Lilotomab

Monoclonal antibody
- Type: Whole antibody
- Source: Mouse
- Target: CD37

Clinical data
- Other names: Tetulomab, HH1
- ATC code: none;

Identifiers
- CAS Number: 1453362-55-4 1453362-90-7 (lutetium (^{177}Lu) lilotomab satetraxetan);
- ChemSpider: none;
- UNII: 58I6YNR7BV;
- KEGG: D12125;

= Lilotomab =

Murine monoclonal antibody against CD37

Lilotomab (formerly tetulomab, HH1) is a murine monoclonal antibody against CD37, a glycoprotein which is expressed on the surface of mature human B cells.
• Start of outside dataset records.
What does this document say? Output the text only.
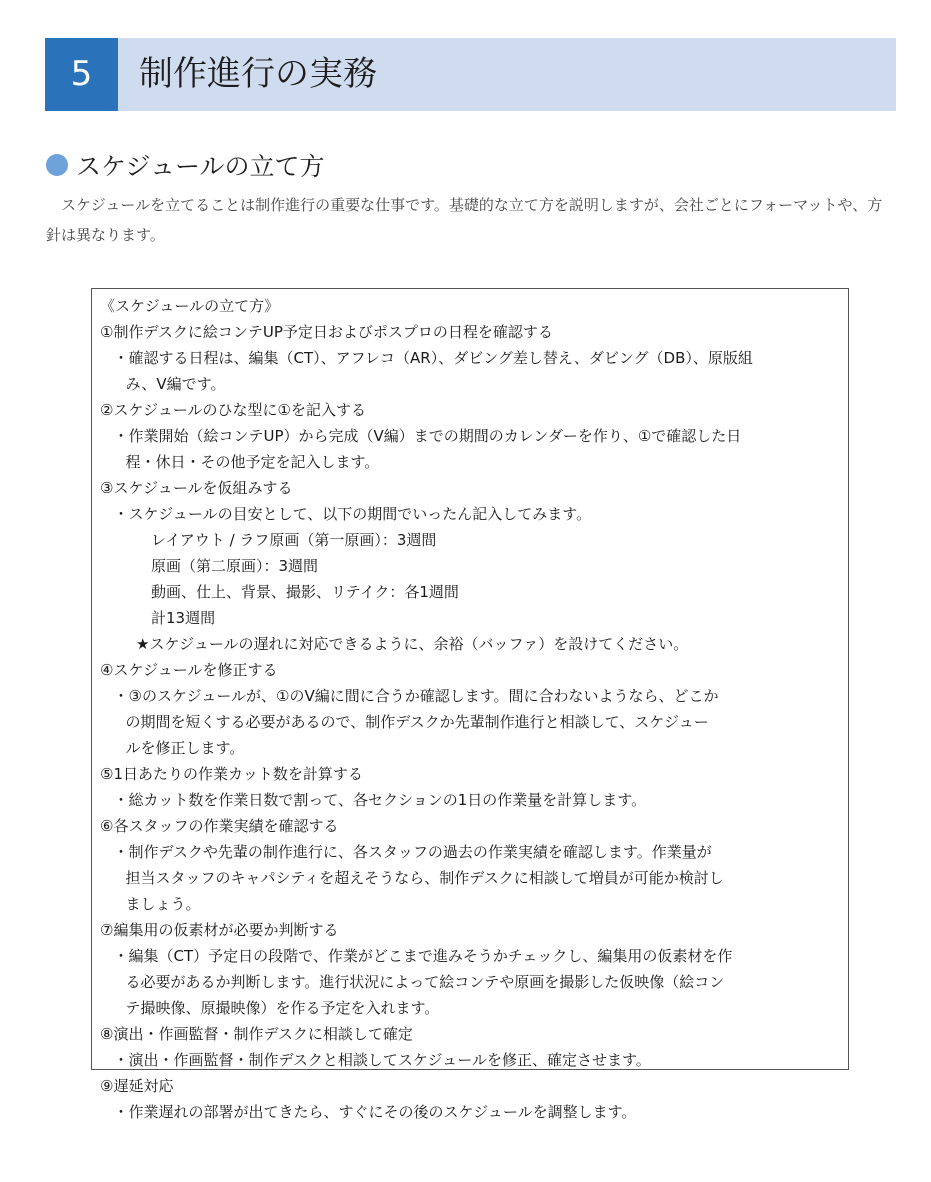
5	制作進行の実務
スケジュールの立て方

スケジュールを立てることは制作進行の重要な仕事です。基礎的な立て方を説明しますが、会社ごとにフォーマットや、方針は異なります。

《スケジュールの立て方》

①制作デスクに絵コンテUP予定日およびポスプロの日程を確認する

・確認する日程は、編集（CT）、アフレコ（AR）、ダビング差し替え、ダビング（DB）、原版組
み、V編です。

②スケジュールのひな型に①を記入する

・作業開始（絵コンテUP）から完成（V編）までの期間のカレンダーを作り、①で確認した日
程・休日・その他予定を記入します。

③スケジュールを仮組みする

・スケジュールの目安として、以下の期間でいったん記入してみます。

レイアウト / ラフ原画（第一原画）：3週間

原画（第二原画）：3週間

動画、仕上、背景、撮影、リテイク：各1週間

計13週間

★スケジュールの遅れに対応できるように、余裕（バッファ）を設けてください。

④スケジュールを修正する

・③のスケジュールが、①のV編に間に合うか確認します。間に合わないようなら、どこか
の期間を短くする必要があるので、制作デスクか先輩制作進行と相談して、スケジュー
ルを修正します。

⑤1日あたりの作業カット数を計算する

・総カット数を作業日数で割って、各セクションの1日の作業量を計算します。

⑥各スタッフの作業実績を確認する

・制作デスクや先輩の制作進行に、各スタッフの過去の作業実績を確認します。作業量が
担当スタッフのキャパシティを超えそうなら、制作デスクに相談して増員が可能か検討し
ましょう。

⑦編集用の仮素材が必要か判断する

・編集（CT）予定日の段階で、作業がどこまで進みそうかチェックし、編集用の仮素材を作
る必要があるか判断します。進行状況によって絵コンテや原画を撮影した仮映像（絵コン
テ撮映像、原撮映像）を作る予定を入れます。

⑧演出・作画監督・制作デスクに相談して確定

・演出・作画監督・制作デスクと相談してスケジュールを修正、確定させます。

⑨遅延対応

・作業遅れの部署が出てきたら、すぐにその後のスケジュールを調整します。
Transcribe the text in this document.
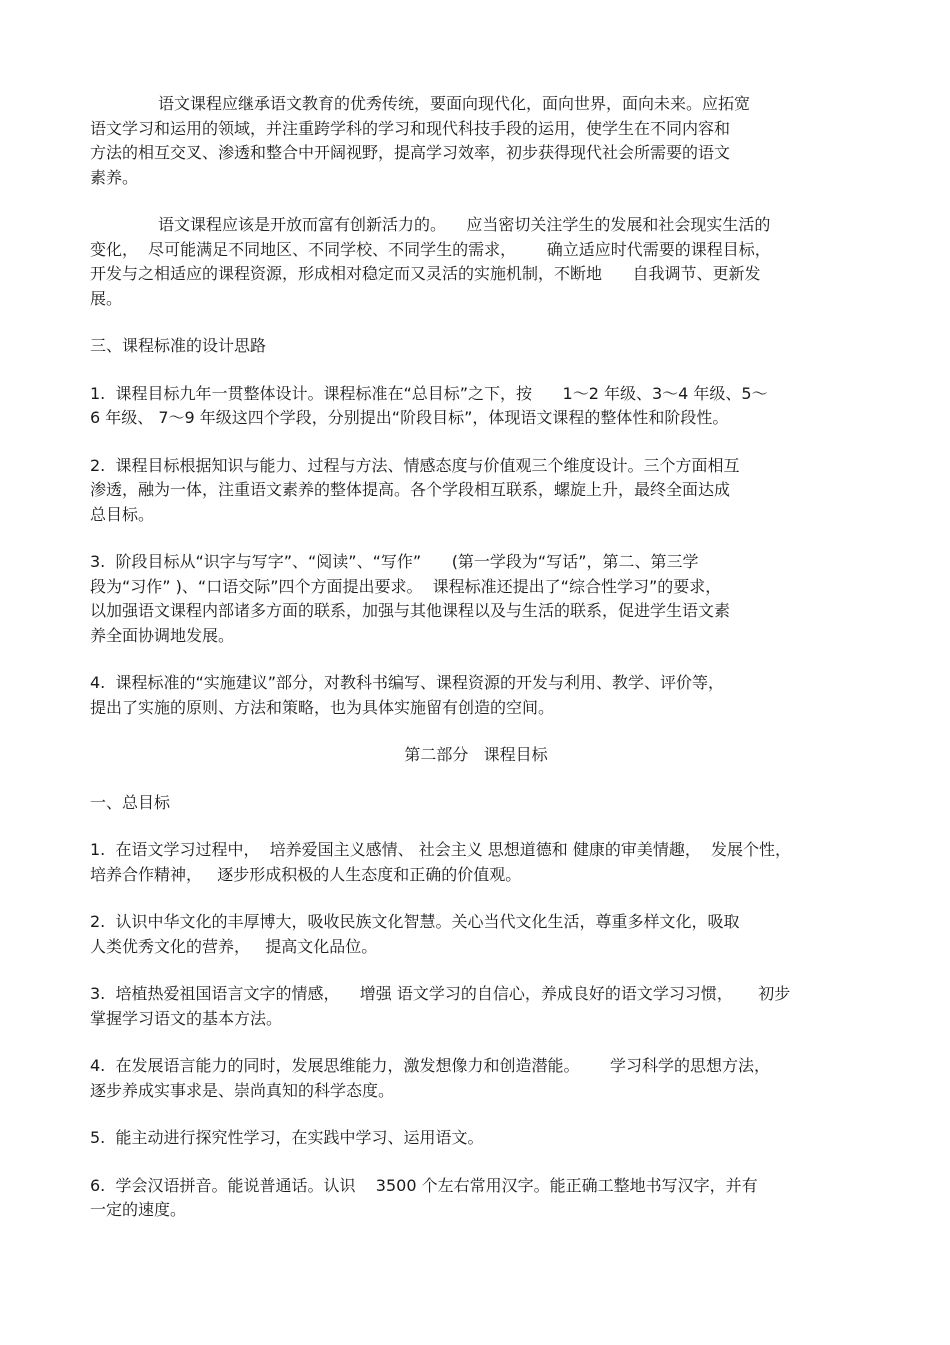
语文课程应继承语文教育的优秀传统，要面向现代化，面向世界，面向未来。应拓宽
语文学习和运用的领域，并注重跨学科的学习和现代科技手段的运用，使学生在不同内容和
方法的相互交叉、渗透和整合中开阔视野，提高学习效率，初步获得现代社会所需要的语文
素养。
语文课程应该是开放而富有创新活力的。    应当密切关注学生的发展和社会现实生活的
变化，  尽可能满足不同地区、不同学校、不同学生的需求，      确立适应时代需要的课程目标，
开发与之相适应的课程资源，形成相对稳定而又灵活的实施机制，不断地      自我调节、更新发
展。
三、课程标准的设计思路
1.  课程目标九年一贯整体设计。课程标准在“总目标”之下，按      1～2 年级、3～4 年级、5～
6 年级、 7～9 年级这四个学段，分别提出“阶段目标”，体现语文课程的整体性和阶段性。
2.  课程目标根据知识与能力、过程与方法、情感态度与价值观三个维度设计。三个方面相互
渗透，融为一体，注重语文素养的整体提高。各个学段相互联系，螺旋上升，最终全面达成
总目标。
3.  阶段目标从“识字与写字”、“阅读”、“写作”      (第一学段为“写话”，第二、第三学
段为“习作” )、“口语交际”四个方面提出要求。  课程标准还提出了“综合性学习”的要求，
以加强语文课程内部诸多方面的联系，加强与其他课程以及与生活的联系，促进学生语文素
养全面协调地发展。
4.  课程标准的“实施建议”部分，对教科书编写、课程资源的开发与利用、教学、评价等，
提出了实施的原则、方法和策略，也为具体实施留有创造的空间。
第二部分   课程目标
一、总目标
1.  在语文学习过程中，  培养爱国主义感情、 社会主义 思想道德和 健康的审美情趣，  发展个性，
培养合作精神，   逐步形成积极的人生态度和正确的价值观。
2.  认识中华文化的丰厚博大，吸收民族文化智慧。关心当代文化生活，尊重多样文化，吸取
人类优秀文化的营养，   提高文化品位。
3.  培植热爱祖国语言文字的情感，    增强 语文学习的自信心，养成良好的语文学习习惯，     初步
掌握学习语文的基本方法。
4.  在发展语言能力的同时，发展思维能力，激发想像力和创造潜能。      学习科学的思想方法，
逐步养成实事求是、崇尚真知的科学态度。
5.  能主动进行探究性学习，在实践中学习、运用语文。
6.  学会汉语拼音。能说普通话。认识    3500 个左右常用汉字。能正确工整地书写汉字，并有
一定的速度。
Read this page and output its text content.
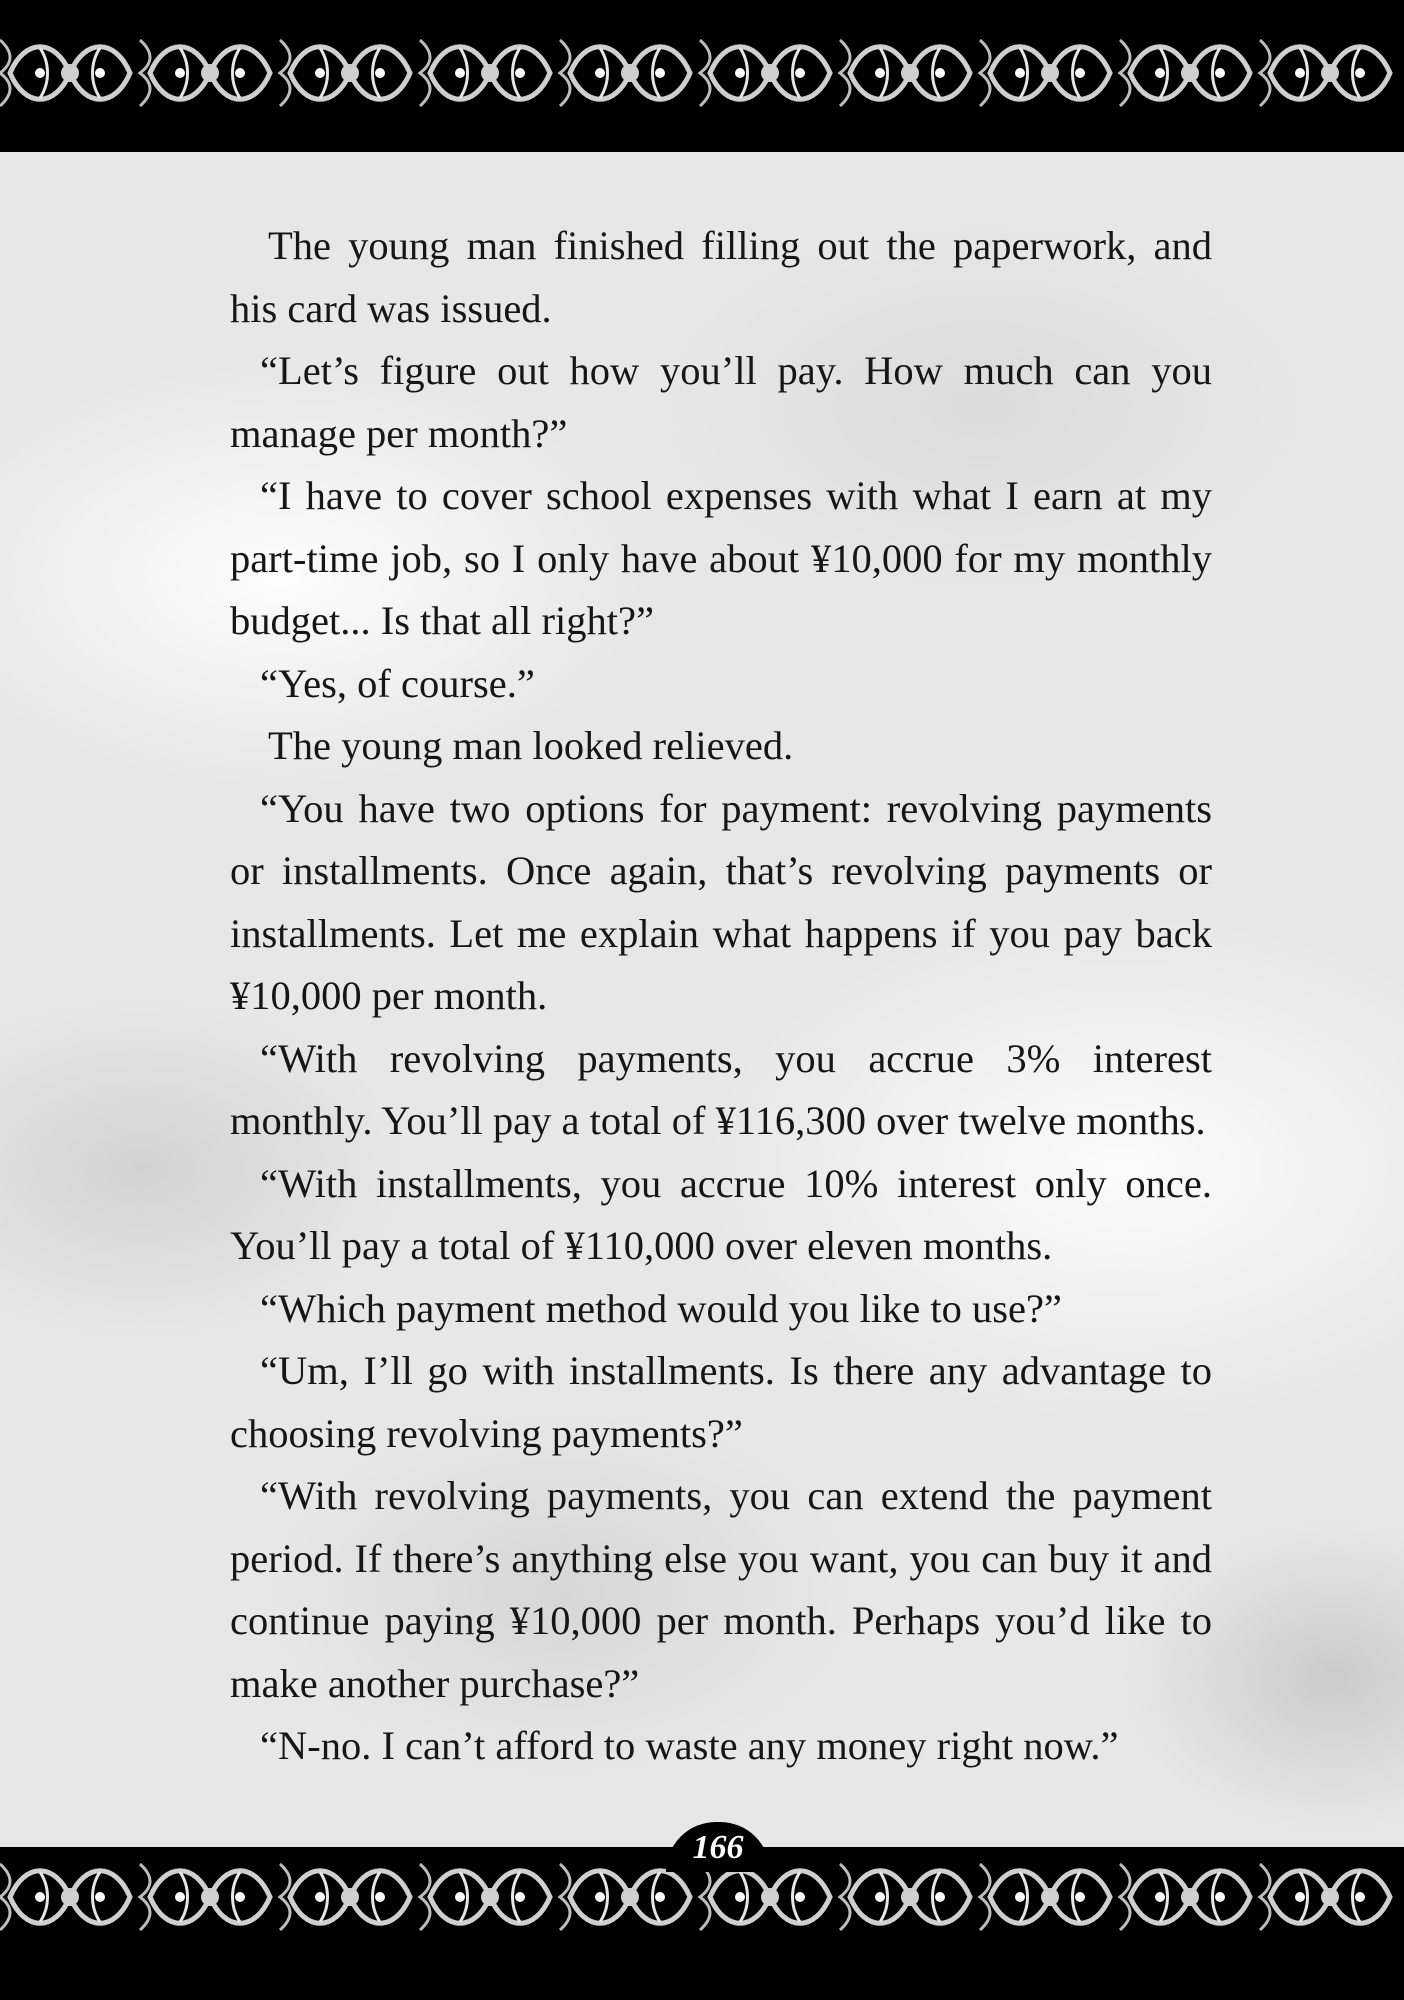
The young man finished filling out the paperwork, and his card was issued.

“Let’s figure out how you’ll pay. How much can you manage per month?”

“I have to cover school expenses with what I earn at my part-time job, so I only have about ¥10,000 for my monthly budget... Is that all right?”

“Yes, of course.”

The young man looked relieved.

“You have two options for payment: revolving payments or installments. Once again, that’s revolving payments or installments. Let me explain what happens if you pay back ¥10,000 per month.

“With revolving payments, you accrue 3% interest monthly. You’ll pay a total of ¥116,300 over twelve months.

“With installments, you accrue 10% interest only once. You’ll pay a total of ¥110,000 over eleven months.

“Which payment method would you like to use?”

“Um, I’ll go with installments. Is there any advantage to choosing revolving payments?”

“With revolving payments, you can extend the payment period. If there’s anything else you want, you can buy it and continue paying ¥10,000 per month. Perhaps you’d like to make another purchase?”

“N-no. I can’t afford to waste any money right now.”

166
It was generated at the Norwegian Radium Hospital.

As of 2016 it was under development by the Norwegian company Nordic Nanovector ASA as a radioimmunotherapeutic in which lilotomab is conjugated to the beta radiation-emitting isotope lutetium-177 by means of a linker called satetraxetan, a derivative of DOTA. This compound is called ^{177}Lu-HH1 or lutetium (^{177}Lu) lilotomab satetraxetan (trade name Betalutin). As of 2016, a phase 1/2 clinical trial in people with non-Hodgkin lymphoma was underway.